Heat top Bulls 83-72, tighten East race
LeBron James had 27 points and 11 rebounds, Dwyane Wade scored 18 points and Miami tightened up the race in the East by beating the Bulls 83-72 on Thursday in a scuffle-filled win that pulled the Heat within 1½ games of Chicago in the conference standings.
- Associated Press
- Updated: April 20, 2012 04:22 pm IST
LeBron James had 27 points and 11 rebounds, Dwyane Wade scored 18 points and Miami tightened up the race in the East by beating the Bulls 83-72 on Thursday in a scuffle-filled win that pulled the Heat within 11/2 games of Chicago in the conference standings.
"This is what the postseason is all about," James said. "Both teams struggling to score offensively, and defensively, two very good defensive teams. It's a possession game. That's what happens in the postseason. The game slows down. Not many fast-break points. You've got to work for every attempt, work for every shot."
Mario Chalmers scored 16 points and Udonis Haslem grabbed 10 rebounds for Miami, which held the Bulls to a season-low point total. The Bulls had been 23-0 this season when holding teams to 86 points or less.
John Lucas scored 16 points for Chicago, which was again without reigning MVP Derrick Rose because of injuries. Joakim Noah had 15 points and 10 rebounds, Luol Deng added 11 points and Carlos Boozer had 10 for the Bulls, who split four games with Miami this season and could have clinched the top spot in the East with a win on Thursday.
"We wanted it bad, but they wanted it more," Noah said. "That can't happen."
The teams combined for four individual technical fouls, two flagrant fouls and Miami reserve James Jones was ejected.
But above all else, Miami decided this one with defense. The Bulls went up 21-20 on a layup by Deng with 3:36 left in the first quarter, making them 10 of 14 from the field at that point. They shot 15 for 56, 27 percent the rest of the way.
Chicago (47-16) has games with Dallas, Indiana and Cleveland left, while Miami (45-17) still has matchups with Washington (twice), Houston and Boston.
Miami won despite playing without Chris Bosh, sidelined for the second straight night to rest minor bumps and bruises.
"This season's been a long, short year," Wade said. "But this is the time of the year we all love and enjoy."
In case anyone forgot that the Heat and Bulls don't particularly care for one another, the refresher courses came often in this one.
The first real salvo came with 6:05 left in the first half, when Jones was ejected after being assessed a flagrant-2 for excessive contact against Noah while trying for a rebound. Jones stretched out both arms to move Noah out of the way, making contact around the head.
By the end of the game, that play seemed like a love tap.
"Every time we play them that's how it's going to be," Bulls coach Tom Thibodeau said. "You have to have the mental toughness to get through all of that."
Wade and Chicago guard Richard Hamilton, rivals for years, raised the level of angst a few more notches early in the third quarter.
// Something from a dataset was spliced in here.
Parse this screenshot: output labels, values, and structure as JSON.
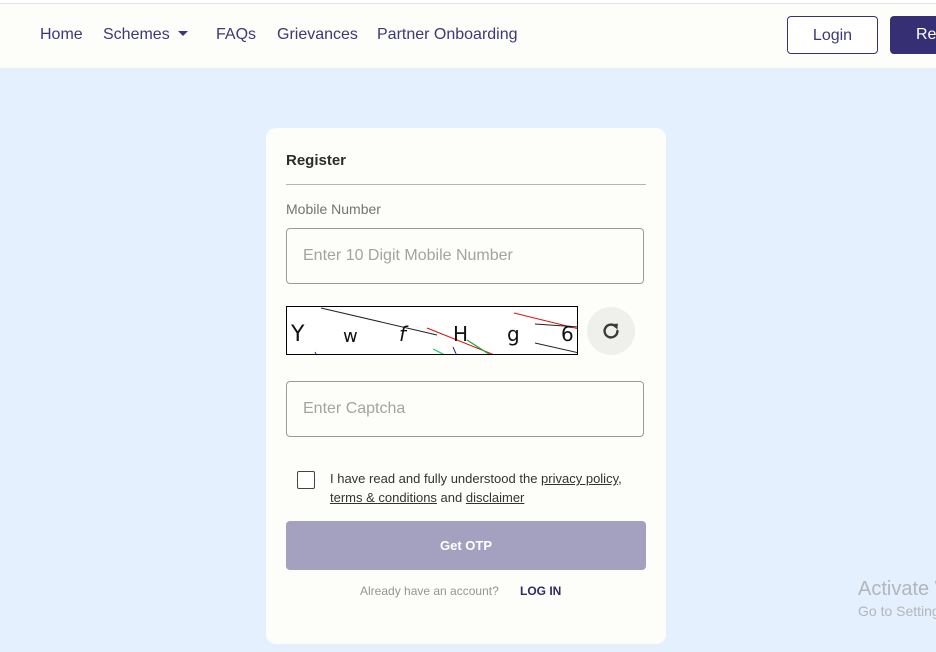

Hamilton led with his elbow and shoulder to create some space, and Wade took exception - so he delivered an elbow and shoulder back, sending the Bulls' guard sprawling to the court. The jousting then turned verbal, enough to merit a technical foul for each, plus a flagrant-1 on Wade.
"Two people that are trying to out-will each other and fight to help their team win," Hamilton said.
And then things really got hot a few minutes later, not long after James was pulled down under the basket. James set a screen to free Chalmers from some pressure and was run into by Lucas, who gives up 9 inches and 85 pounds to the two-time NBA MVP. Predictably, Lucas went flying. Even more predictably, Lucas - who was leapfrogged for a dunk by James in Chicago's first trip to Miami this season - got angry.
"I knew I had him," James said.
After Deng fouled Chalmers to stop the play, and reopened a cut over his own left eye in the process, Lucas ran at James and the other eight players on the court at the time quickly converged on the area. It took referees about 5 minutes to sort out the mess, which only resulted in a personal foul on Deng and technicals on Lucas and James (who, upon hearing his name announced, shouted, "For what?).
James shrugged off the next hit, a hard foul by Chicago's Omer Asik about a half-minute later, converting a three-point play in the process.
"It was a physical, competitive game against two teams that defend," Heat coach Erik Spoelstra said. "That tends to lead to a little bit more passion. And nobody was really backing down."